Size-Dependent Cytotoxicity of Hydroxyapatite Crystals on Renal Epithelial Cells

Figures & data

Table 1 Basic Physical and Chemical Properties of HAP with Different Sizes

Crystal Type	Crystal Size*	Zeta Potential in Water/mV	Zeta Potential in Culture Medium/mV	Conductivity in Water/mS/cm	Conductivity in Culture Medium mS/cm	Specific Surface Area SBET/m^2/g	Pore Volume /mm^3/g	Pore Size /nm
HAP-40nm	37.94±8.70 nm	−4.00	−3.21	0.53	14.43	76.2	29.2	6.77
HAP-70nm	71.27±5.37 nm	−8.19	−4.14	0.42	14.13	67.0	4.19	35.3
HAP-1µm	0.96±0.19 µm	−15.00	−13.94	0.21	13.60	6.16	0.003	1.37
HAP-2µm	1.92±0.59 µm	−29.28	−24.08	0.16	12.70	1.18	0.001	6.67

Note: *The average crystal size was determined by Nano Measurer Software from the SEM images.

Figure 1 SEM images of HAP with different sizes (A). Cell viability (B) and LDH release (C) of HK-2 cells after injury by HAP crystals with different concentrations and sizes for 24 h. (**P<0.01, *P<0.05 vs control); Crystal concentration: 63, 125, 250, 500 μg/mL, respectively; treatment time: 24 h. Scale bars: 200 nm (HAP-40nm, HAP-70 nm), 1 μm (HAP-1μm, HAP-2μm).

Figure 2 Cell morphology (A) and cytoskeleton (B) of HK-2 cells after injury by HAPs with different sizes. Crystal concentration: 250 μg/mL; treatment time: 24 h. Scale bars of cell morphology: 50 µm (400x). Scale bars of cytoskeleton: 20 μm (Merged images, 630x); 5 μm (Enlarged images).

Figure 3 Intracellular ROS levels of HK-2 cells after injury by HAPs with different sizes. (A) Qualitative observation of ROS; (B) Flow cytometry analysis results of ROS; (C) ROS quantitative histogram. Crystal concentration: 250 μg/mL; treatment time: 24 h. Scale bars: 50 μm (400x).

Figure 4 Flow cytometry analysis of internalized HAP crystals (A) and intracellular Ca²⁺ ion concentration [Ca²⁺]_i (B) in HK-2 cells after injury by HAPs with different sizes. Quantitative analysis results of internalized HAP crystals (C) and [Ca²⁺]_i (D). The linear relationship of cell death rate and the proportion of cells with internalized crystals (E). The linear relationship of [Ca²⁺]_i and cell viability (F). R² is a linear correlation coefficient. Crystal concentration: 250 μg/mL; treatment time: 24 h.

Figure 5 Mitochondrial membrane potential (Δψm) changes of HK-2 cells after injury by HAP with different sizes. (A) Qualitative observation of the changes in Δψm under fluorescence microscope; (B) Scatter plot of Δψm detected by flow cytometry; (C) Histogram for quantitative determination of aggregation degree of JC-1 in mitochondria, JC-1 monomers represent decreased Δψm. Crystal concentration: 250 μg/mL; treatment time: 24 h. Scale bars: 50 μm (200x).

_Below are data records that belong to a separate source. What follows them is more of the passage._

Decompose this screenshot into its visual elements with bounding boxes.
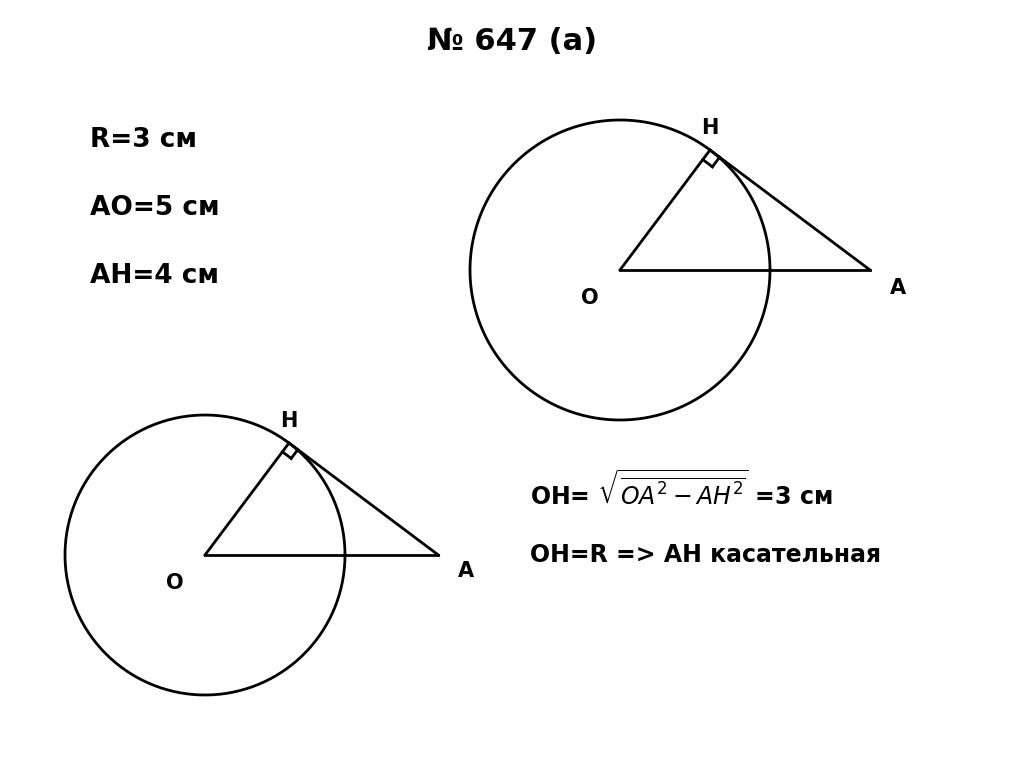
Text: O: O — [582, 288, 599, 308]
Text: A: A — [890, 278, 906, 298]
Text: ОН=R => АН касательная: ОН=R => АН касательная — [530, 543, 881, 567]
Text: AO=5 см: AO=5 см — [90, 195, 219, 221]
Text: O: O — [166, 573, 184, 593]
Text: A: A — [459, 561, 474, 581]
Text: R=3 см: R=3 см — [90, 127, 197, 153]
Text: AH=4 см: AH=4 см — [90, 263, 219, 289]
Text: ОН= $\sqrt{\overline{OA^2 - AH^2}}$ =3 см: ОН= $\sqrt{\overline{OA^2 - AH^2}}$ =3 с… — [530, 470, 833, 510]
Text: H: H — [281, 411, 298, 431]
Text: H: H — [701, 118, 719, 138]
Text: № 647 (a): № 647 (a) — [427, 28, 597, 57]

Figure 6 Changes in cell cycle distribution of HK-2 cells after injury by HAPs with different sizes. (A) Cell cycle images detected by Flow cytometry; (B) quantitative histogram of cell cycle distribution; (C) correlation between cell viability and retention capacity at G0/G1 phase. Crystal concentration: 250 μg/mL; treatment time: 24 h.

Figure 7 Changes of apoptosis and necrosis rate of HK-2 cells after injury by HAPs with different sizes. (A) Qualitative observation of apoptosis and necrosis under fluorescence microscope; (B) quantitative scatter plot of apoptosis and necrosis; (C) statistical result of necrosis rate. Crystal concentration: 250 μg/mL; treatment time: 24 h. Scale bars: 50 μm (100x).

Figure 8 Schematic diagram of cytotoxicity mechanism of HK-2 cells induced by HAP with different sizes.